The "beach sweep" was held from 11 a.m. to 1:30 p.m. to clean up trash and debris still left after the last cleanup in the fall.

Sierra Gladfelter, Schuylkill Headwaters outreach coordinator, said Sunday that there was a good turnout with about 20 volunteers from Penn State Schuylkill; Blue Mountain Area School District; Blue Mountain Wildlife, who maintain river on the Berks County side; volunteers from the Port Clinton community and other parts of the county.

According to newspaper archives, the cleanup was part of the two-month Schuylkill Scrub, where an estimated 1,500 people are helping to clean up the river that beat out four other finalists to be named the 2014 Pennsylvania River of the Year.

Cleanups started April 5.

"Our goal was to continue what we did last fall," Gladfelter said. "People haven't been using it too much over the winter, so there's not that much more. We figured we might as well sweep it. Get what's here so it's clean. It looks like today we should be able to get most of it out here. We are going to make a trip to Cougles and recycle the glass and plastic because that's what most of it is and lots of diapers, too."

In the fall, volunteers collected 52 bags of garbage, and there was about the same Sunday.

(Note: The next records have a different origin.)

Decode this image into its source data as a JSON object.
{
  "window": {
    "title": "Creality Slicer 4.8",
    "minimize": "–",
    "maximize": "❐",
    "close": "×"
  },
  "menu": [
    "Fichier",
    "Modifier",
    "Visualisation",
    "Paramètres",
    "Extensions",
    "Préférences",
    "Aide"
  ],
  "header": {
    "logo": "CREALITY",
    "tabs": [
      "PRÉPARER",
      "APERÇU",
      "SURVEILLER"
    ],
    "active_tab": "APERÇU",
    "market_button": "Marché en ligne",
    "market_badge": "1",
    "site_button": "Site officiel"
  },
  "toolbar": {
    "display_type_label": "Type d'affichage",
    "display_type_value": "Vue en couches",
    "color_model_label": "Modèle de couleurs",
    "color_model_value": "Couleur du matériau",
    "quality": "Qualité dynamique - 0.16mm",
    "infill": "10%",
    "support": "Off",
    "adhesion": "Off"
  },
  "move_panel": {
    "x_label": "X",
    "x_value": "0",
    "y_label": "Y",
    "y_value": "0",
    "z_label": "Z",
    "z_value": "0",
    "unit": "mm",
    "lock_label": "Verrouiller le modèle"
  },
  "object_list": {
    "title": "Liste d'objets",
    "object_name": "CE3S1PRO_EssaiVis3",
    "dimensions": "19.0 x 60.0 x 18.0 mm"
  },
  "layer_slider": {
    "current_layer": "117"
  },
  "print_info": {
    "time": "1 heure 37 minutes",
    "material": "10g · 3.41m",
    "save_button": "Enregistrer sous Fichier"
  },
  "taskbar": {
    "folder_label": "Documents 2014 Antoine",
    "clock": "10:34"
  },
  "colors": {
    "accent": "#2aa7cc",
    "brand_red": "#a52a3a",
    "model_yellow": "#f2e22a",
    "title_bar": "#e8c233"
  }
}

Most of the trash was left from picnics, such as food wrappers, glass bottles and cans.

Gladfelter said that a challenge was trying to clean up a lot of the broken glass.

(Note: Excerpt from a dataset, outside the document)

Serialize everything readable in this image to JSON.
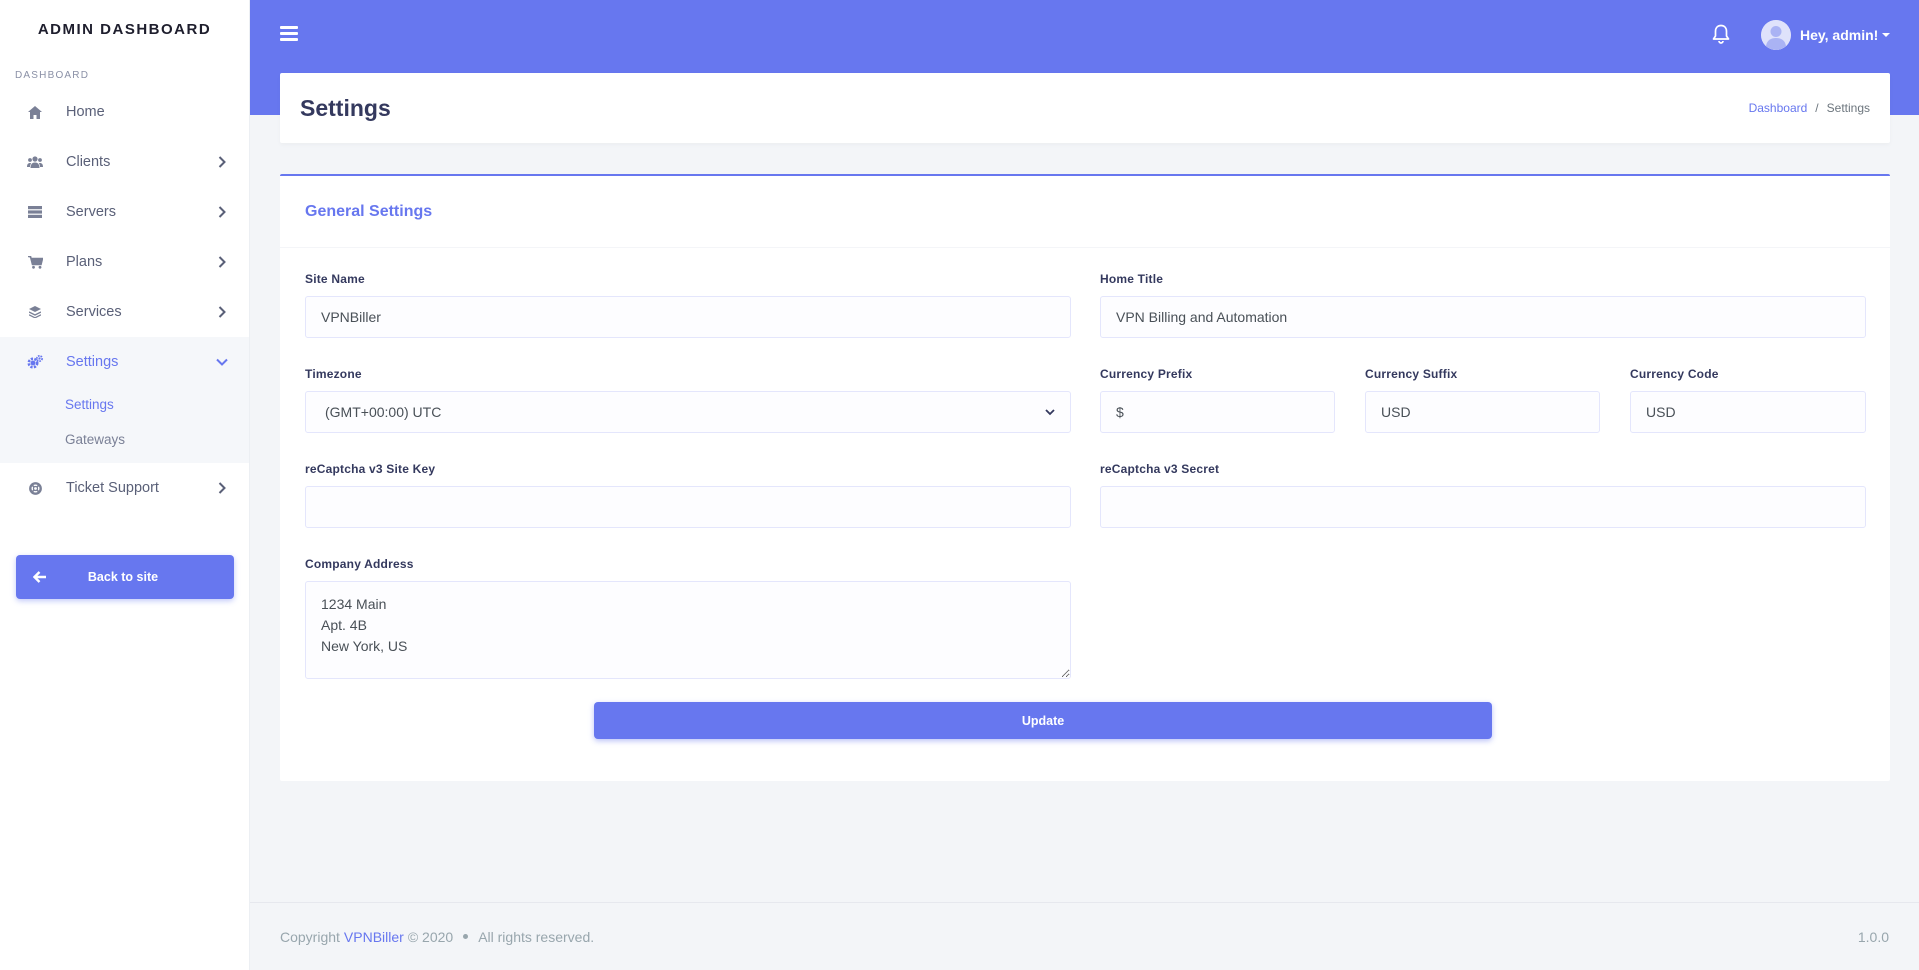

"You almost need to bring a backhoe down and scrape it out," she said.

According to Gladfelter, the biggest issue was that there is no place for people to dispose of trash.

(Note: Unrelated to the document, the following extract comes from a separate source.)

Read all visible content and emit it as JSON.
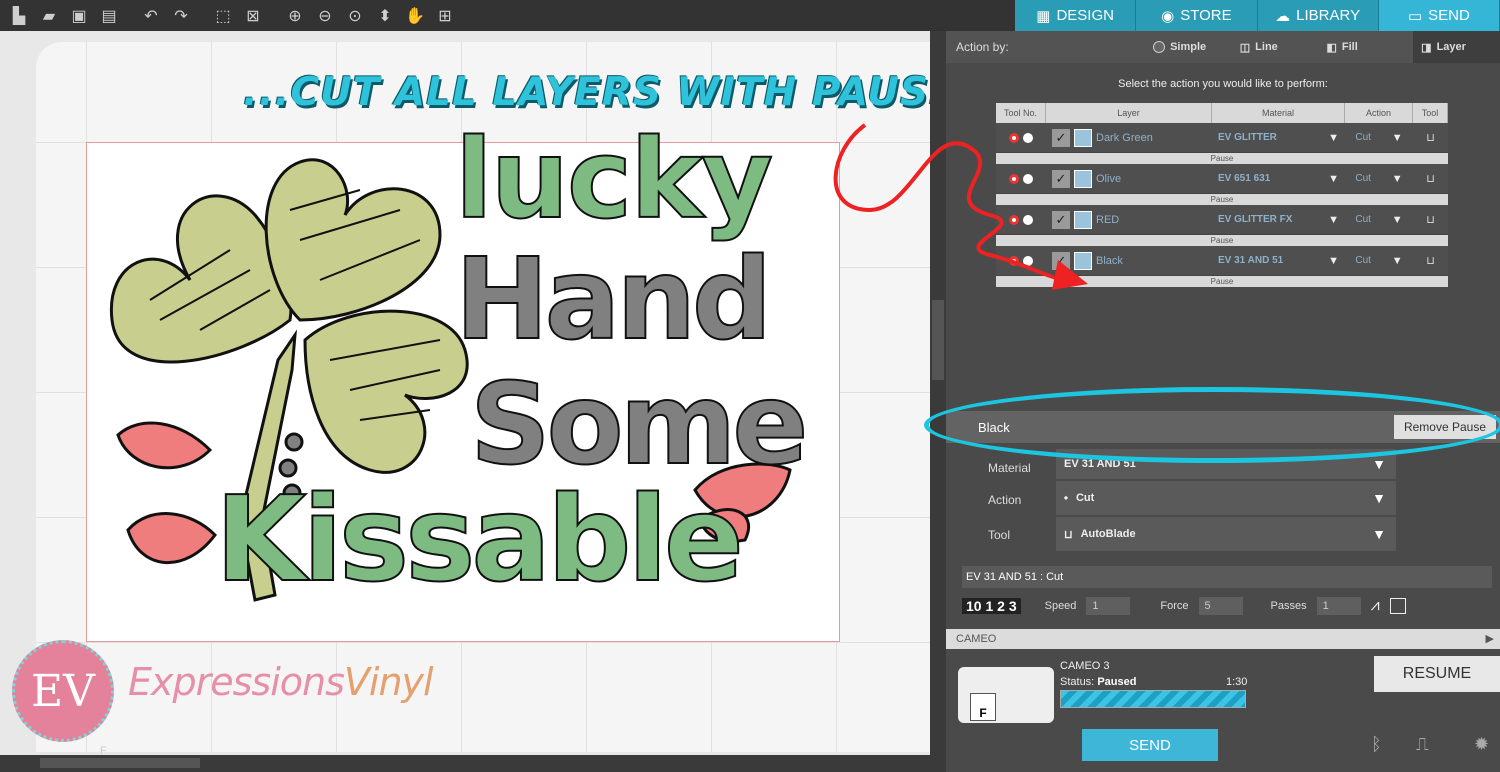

While she said that Port Clinton doesn't want to put a trash can because of liability and it would show it accepts the behavior of the people who come there, it could help solve the issue of trash left behind.

"This land is county land, in an interim, so it lacks one clear group to take responsibility," she said. "That's why it does get trashed."

One of the reasons why the site was picked, Gladfelter said, was because it floods all the time and if the garbage was left, it will eventually wash into the river.

"There's much more of a direct impact on the river," she said. "Some of the Japanese knotweed holds it back a little bit, but still, all this stuff is going to wash down into the river and get clogged behind the dam. Even though we're not in the river itself, we're definitely impacting water quality."

Tina Rose, coordinator of leadership and development and community service at Penn State Schuylkill, brought four students to the cleanup, as well as her son, Grant Rose.

The students were not part of a campus club, but just decided to give up their Sunday to volunteer in the area.

Rose said that the area was despicable, and she was not able to believe anyone would visit it and come to swim with all the trash.

She even found mattresses and a television set at the site.

Also volunteering was Gladfelter's mother, Cindy Ross.

"That's a lot of work to drag a bed down here and a TV," Ross said. "It's not like you open the car and dump it out the door."

The "beach sweep" was the only cleanup in Schuylkill County that was part of Schuylkill Scrub along the river that spans almost 100 miles across Southeast Pennsylvania, from Pottsville to downtown Philadelphia.

The Schuylkill Scrub was founded in 2010 by the Green Valleys Association and the Hay Creek Watershed Association of Greater Pottstown.

Information about cleanups along the Schuylkill River for the Schuylkill Scrub effort is available at www.SchuylkillScrub.org, while more information about Schuylkill Headwaters Association is available at www.schuylkillheadwaters.org.